Sienna Rose, The Velvet Sundown, deux artistes, deux genres différents mais une chose les rassemble : ils sont tous deux créés par IA. Leurs morceaux pouvaient être retrouvés dans des playlists créées par Spotify. Le problème ? Rien n’était indiqué pour les auditeurs. C’est désormais fini. Ce 30 avril, l’application a lancé son badge d’authentification pour différencier les artistes des projets complètement générés par IA.
Une nouvelle fonctionnalité pour la plateforme
Cette petite coche accompagnée de “Verified by Spotify” depuis le 30 avril indique si l’artiste est bien réel. Ce nouveau badge vert remplace l’ancienne coche bleue qui avait été retirée en janvier. Il ne suffit donc plus aux artistes de revendiquer leurs profils mais ceux-ci doivent fournir des preuves : des réseaux sociaux actifs, une activité d’écoute constante (sans pics d’auditeurs suspects), des concerts, du merch… De quoi vérifier leurs activités et d’attester la présence d’un humain derrière la musique.
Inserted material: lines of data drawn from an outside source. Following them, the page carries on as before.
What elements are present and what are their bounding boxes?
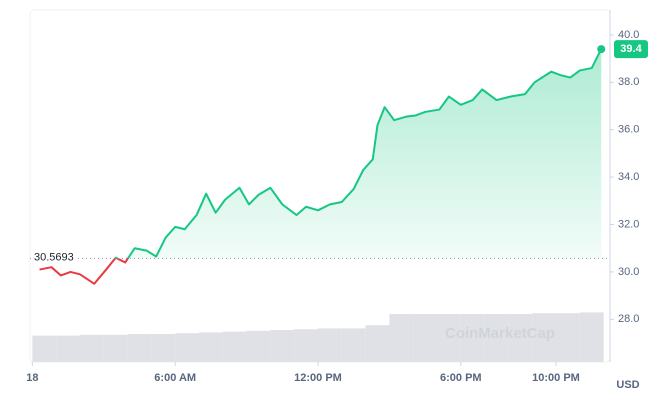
price-area (39, 49, 602, 259)
y-tick-label: 38.0 (618, 76, 639, 88)
baseline-label: 30.5693 (34, 251, 74, 263)
volume-bar (198, 332, 223, 362)
volume-bar (222, 331, 247, 362)
volume-bar (556, 313, 580, 362)
volume-bar (484, 314, 509, 362)
x-tick-label: 10:00 PM (532, 372, 580, 384)
y-tick-label: 34.0 (618, 171, 639, 183)
volume-bar (389, 314, 414, 362)
volume-bar (270, 330, 295, 362)
volume-bar (246, 330, 271, 362)
volume-bar (32, 335, 57, 362)
volume-bar (127, 334, 152, 362)
volume-bar (579, 312, 604, 362)
volume-bar (294, 329, 318, 362)
volume-bar (151, 334, 176, 362)
y-tick-label: 30.0 (618, 266, 639, 278)
volume-bar (365, 325, 390, 362)
currency-label: USD (616, 379, 639, 391)
volume-bar (175, 333, 199, 362)
last-point (597, 45, 606, 54)
last-price-tag (614, 40, 648, 59)
volume-bar (460, 314, 485, 362)
last-price-label: 39.4 (620, 43, 642, 55)
volume-bar (318, 328, 342, 362)
y-tick-label: 32.0 (618, 218, 639, 230)
x-tick-label: 6:00 PM (440, 372, 482, 384)
y-tick-label: 28.0 (618, 313, 639, 325)
baseline-label-bg (32, 250, 76, 265)
y-tick-label: 36.0 (618, 124, 639, 136)
volume-bar (437, 314, 461, 362)
volume-bar (79, 334, 104, 362)
volume-bar (341, 328, 366, 362)
y-tick-label: 40.0 (618, 29, 639, 41)
x-tick-label: 12:00 PM (294, 372, 342, 384)
watermark: CoinMarketCap (445, 325, 555, 342)
volume-bar (508, 314, 533, 362)
price-line-up (113, 48, 603, 259)
volume-bar (532, 313, 557, 362)
x-tick-label: 18 (26, 372, 38, 384)
x-tick-label: 6:00 AM (154, 372, 196, 384)
volume-bar (56, 335, 80, 362)
volume-bar (103, 334, 128, 362)
volume-bar (413, 314, 438, 362)
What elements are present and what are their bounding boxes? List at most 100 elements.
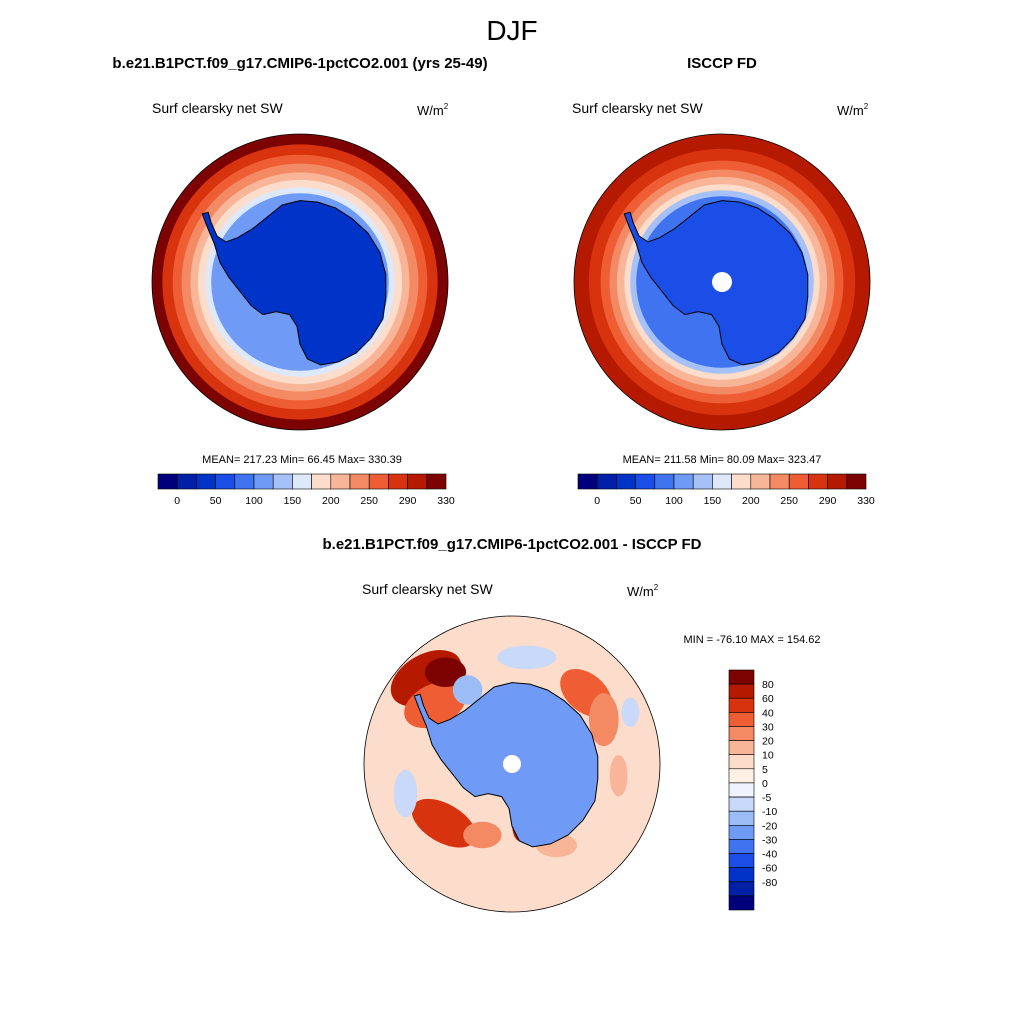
panel-diff-map: [364, 616, 660, 912]
diff-cbar-tick-label-12: -40: [762, 849, 777, 861]
panel-obs-variable-label: Surf clearsky net SW: [572, 100, 703, 116]
cbar-model-tick-label-7: 330: [437, 495, 455, 507]
panel-obs-colorbar: 0 50 100 150 200 250 290 330: [577, 473, 875, 507]
cbar-model-tick-label-6: 290: [399, 495, 417, 507]
panel-model-stats: MEAN= 217.23 Min= 66.45 Max= 330.39: [202, 454, 402, 466]
diff-cbar-swatch-11: [728, 824, 755, 840]
diff-anomaly-10: [497, 645, 557, 670]
cbar-model-tick-label-3: 150: [284, 495, 302, 507]
diff-anomaly-9: [609, 755, 628, 797]
cbar-model-swatch-13: [407, 473, 428, 490]
panel-obs-map: [574, 134, 870, 430]
cbar-obs-tick-label-5: 250: [780, 495, 798, 507]
diff-cbar-swatch-16: [728, 895, 755, 911]
diff-cbar-swatch-7: [728, 768, 755, 784]
cbar-model-swatch-11: [368, 473, 389, 490]
diff-cbar-tick-label-11: -30: [762, 834, 777, 846]
season-title: DJF: [486, 15, 537, 46]
cbar-model-swatch-6: [272, 473, 293, 490]
cbar-obs-swatch-2: [616, 473, 636, 490]
diff-cbar-tick-label-3: 30: [762, 722, 774, 734]
cbar-model-swatch-3: [215, 473, 236, 490]
diff-cbar-swatch-15: [728, 881, 755, 897]
diff-anomaly-5: [411, 798, 477, 848]
diff-anomaly-2: [424, 657, 467, 687]
cbar-obs-tick-label-0: 0: [594, 495, 600, 507]
cbar-model-swatch-12: [388, 473, 408, 490]
panel-obs-units: W/m2: [837, 102, 869, 118]
cbar-obs-tick-label-6: 290: [819, 495, 837, 507]
diff-anomaly-13: [621, 697, 640, 727]
diff-cbar-tick-label-5: 10: [762, 750, 774, 762]
diff-cbar-tick-label-9: -10: [762, 806, 777, 818]
panel-obs-map-border: [573, 133, 871, 431]
cbar-obs-tick-label-7: 330: [857, 495, 875, 507]
panel-diff-stats: MIN = -76.10 MAX = 154.62: [684, 634, 821, 646]
panel-model-map: [152, 134, 448, 430]
model-antarctica: [201, 200, 387, 366]
panel-obs-stats: MEAN= 211.58 Min= 80.09 Max= 323.47: [623, 454, 822, 466]
cbar-obs-swatch-10: [769, 473, 790, 490]
cbar-obs-swatch-14: [846, 473, 867, 490]
diff-anomaly-12: [393, 769, 418, 818]
diff-cbar-tick-label-0: 80: [762, 679, 774, 691]
diff-cbar-tick-label-1: 60: [762, 693, 774, 705]
cbar-model-swatch-7: [292, 473, 312, 490]
panel-obs: ISCCP FD Surf clearsky net SW W/m2 MEAN=…: [572, 55, 875, 507]
panel-diff-title: b.e21.B1PCT.f09_g17.CMIP6-1pctCO2.001 - …: [322, 536, 701, 553]
diff-cbar-swatch-8: [728, 782, 755, 798]
diff-cbar-swatch-3: [728, 712, 755, 727]
diff-cbar-tick-label-2: 40: [762, 707, 774, 719]
diff-anomaly-1: [404, 681, 466, 729]
cbar-model-swatch-0: [157, 473, 178, 490]
cbar-obs-swatch-8: [731, 473, 752, 490]
panel-diff-map-border: [363, 615, 661, 913]
cbar-obs-tick-label-1: 50: [630, 495, 642, 507]
diff-cbar-tick-label-13: -60: [762, 863, 777, 875]
diff-cbar-swatch-2: [728, 697, 755, 713]
cbar-obs-swatch-9: [750, 473, 771, 490]
cbar-obs-swatch-13: [827, 473, 848, 490]
cbar-obs-tick-label-3: 150: [704, 495, 722, 507]
cbar-obs-swatch-0: [577, 473, 598, 490]
panel-model-colorbar: 0 50 100 150 200 250 290 330: [157, 473, 455, 507]
cbar-model-swatch-1: [176, 473, 197, 490]
cbar-obs-swatch-4: [654, 473, 675, 490]
diff-cbar-swatch-13: [728, 853, 755, 868]
cbar-model-swatch-4: [234, 473, 255, 490]
panel-model-units: W/m2: [417, 102, 449, 118]
panel-model-variable-label: Surf clearsky net SW: [152, 100, 283, 116]
cbar-obs-tick-label-4: 200: [742, 495, 760, 507]
cbar-obs-swatch-1: [596, 473, 617, 490]
cbar-model-tick-label-1: 50: [210, 495, 222, 507]
panel-diff-units: W/m2: [627, 583, 659, 599]
panel-obs-title: ISCCP FD: [687, 55, 757, 72]
diff-cbar-swatch-1: [728, 683, 755, 699]
obs-polar-hole: [712, 272, 732, 292]
diff-cbar-swatch-10: [728, 810, 755, 826]
cbar-obs-swatch-5: [673, 473, 694, 490]
panel-model-map-border: [151, 133, 449, 431]
diff-polar-hole: [503, 755, 521, 773]
diff-cbar-swatch-0: [728, 669, 755, 685]
cbar-model-swatch-2: [196, 473, 216, 490]
cbar-model-swatch-5: [253, 473, 274, 490]
diff-cbar-tick-label-6: 5: [762, 764, 768, 776]
diff-cbar-swatch-9: [728, 796, 755, 812]
cbar-model-swatch-9: [330, 473, 351, 490]
cbar-model-swatch-8: [311, 473, 332, 490]
diff-cbar-swatch-6: [728, 754, 755, 770]
cbar-model-swatch-14: [426, 473, 447, 490]
cbar-model-tick-label-5: 250: [360, 495, 378, 507]
panel-diff: b.e21.B1PCT.f09_g17.CMIP6-1pctCO2.001 - …: [322, 536, 821, 913]
cbar-obs-swatch-7: [712, 473, 732, 490]
cbar-obs-tick-label-2: 100: [665, 495, 683, 507]
cbar-model-tick-label-2: 100: [245, 495, 263, 507]
diff-cbar-swatch-14: [728, 867, 755, 882]
diff-cbar-swatch-5: [728, 740, 755, 755]
panel-model: b.e21.B1PCT.f09_g17.CMIP6-1pctCO2.001 (y…: [112, 55, 487, 507]
diff-cbar-tick-label-4: 20: [762, 736, 774, 748]
diff-cbar-swatch-12: [728, 839, 755, 854]
diff-cbar-tick-label-8: -5: [762, 792, 771, 804]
La place de l'IA sur les applications de streaming
L’émergence d’outils comme Suno, capable de générer des morceaux entiers rapidement, démontre que tout le monde est capable de produire et de publier. 44%, c’est le pourcentage de musiques générées sur la plateforme Deezer, déclaré en avril 2026. Spotify avait déjà signalé avoir retiré 75 millions de titres entièrement générés en septembre durant les mois qui avaient précédé. Mais l'application réitère ses intentions comme ils l’ont spécifié dans un communiqué, “Nous soutenons la liberté des artistes d’utiliser l’IA de manière créative, tout en luttant activement contre son utilisation abusive par les plateformes de contenu et les acteurs malveillants”.
La nuance des crédits IA
L’IA est toujours accueillie par la plateforme mais elle reste encadrée. Depuis le 16 avril 2026, des crédits sont introduits pour mentionner l’utilisation de l’IA comme outil d’assistance dans la production musicale que ce soient pour les paroles, le chant, les instruments ou la production. Seulement ils restent optionnels, et même si les crédits montrent l’absence de l’utilisation d’IA, cela ne signifie pas qu’elle n’a pas tout de même été utilisée. La plateforme se positionne ainsi face à l’afflux de musiques générées, et crée une séparation entre artistes réels, projets IA et l’utilisation partielle de ces outils. Mais cette distinction soulève de nouvelles questions, notamment le risque de pénaliser involontairement certains créateurs.